Creating a knowledge graph about the rent stuff. This is a fork of BauGraph
To create the graph there are two steps. First we have to crawl a few websites then we create the graph.
- Clone the repository
git clone https://git.informatik.uni-leipzig.de/information_extraction_group/bauprofessor_crawler.git
- Change into the repository folder and install the necessary requirements with
pip install -r requirements.txt
- Change into the directory
cd MietGraph/crawling
and run the crawling with./run.sh [output_folder]
- Change to MietGraph/graphing, move the output from step 3 to a folder for input and run
python MietGraph.py --input=[input_folder] --output=MietGraph.graphml
to generate the graph. (python MietGraph.py -h
for more options) - ???
- Profit
The output formats ".gml", ".gexf" and ".graphml" can all be used with gephi.
You should also be able to install the package with pip install .
from the repository's base directory.
After that you can invoke the MietGraph class and generate the Graph in python environment.
>> from MietGraph import MietGraph
>> g = MietGraph("input/")
>> g.add_keyword_in_text()
>> g.add_crosslinks()
>> g.graph
<networkx.classes.digraph.DiGraph at 0x7f38243927c0>
You can also get a igraph representation with
g.igraph()
You can use this to manipulate the graph further. More Information coming up..
KnowledgeBase
import MietGraph
kb = MietGraph.KnowledgeBase("name of your knowledge base file")
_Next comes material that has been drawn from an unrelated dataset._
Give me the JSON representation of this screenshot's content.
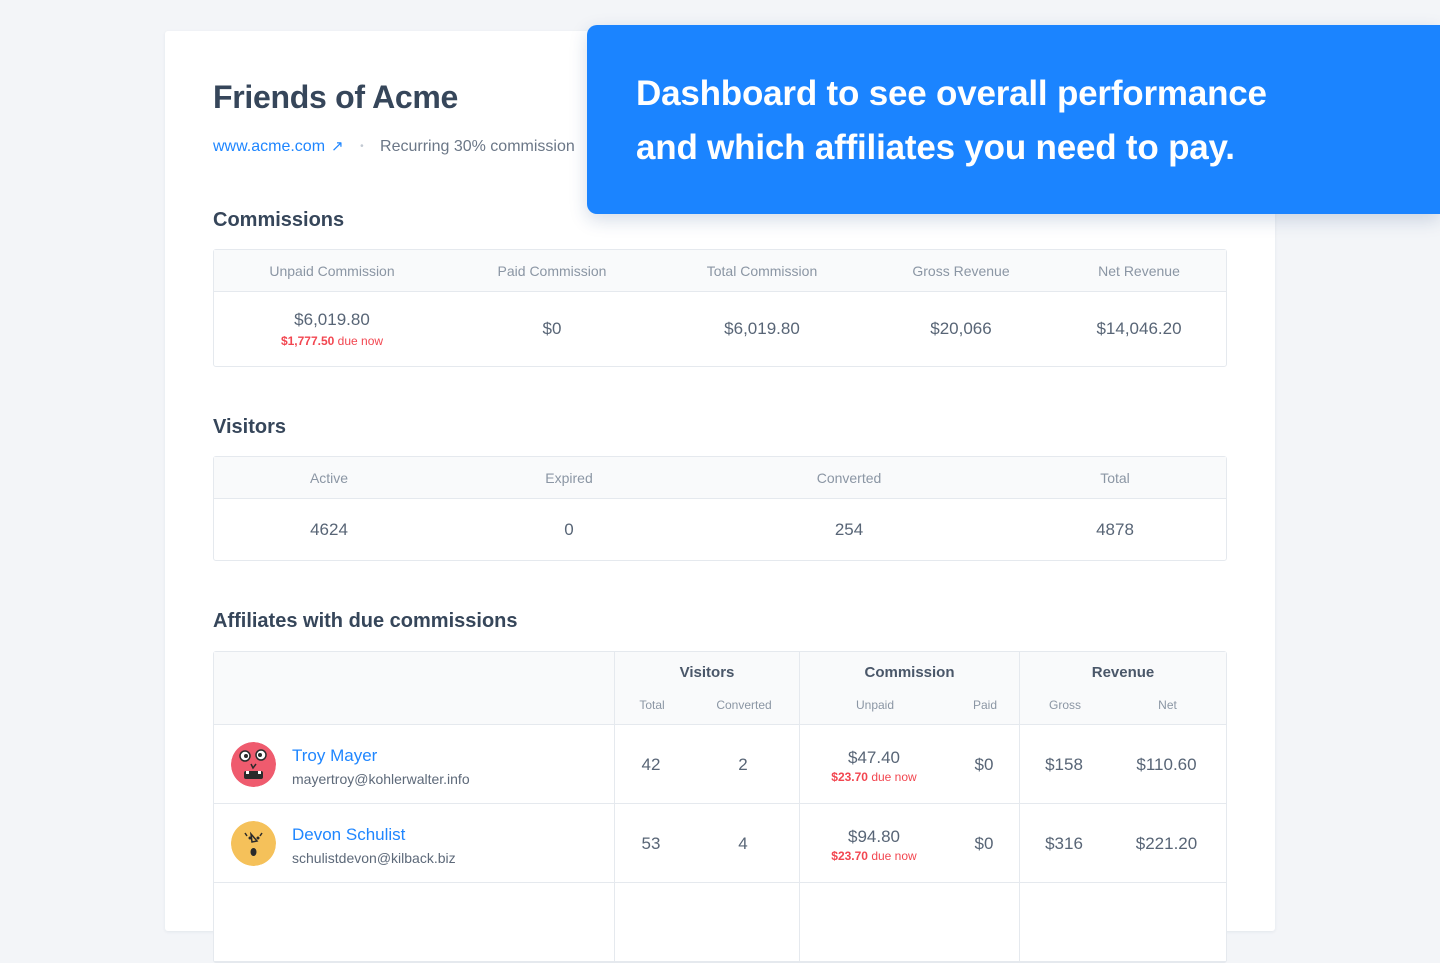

# See a list of contained documents
docs = kb.list_documents()
# Get all neighbours of a document with all attributes
kb.get_neighbors(docs[0], True)
#See the content of the document
kb.get_attr(docs[0], "content")
# Show document names of similar documents
kb.most_similar(docs[0])
# you can also add new pdfs to the knowledgebase
kb.add("path_to_new_pdf.pdf")
# And save the modified graph
kb.save("save.graphml")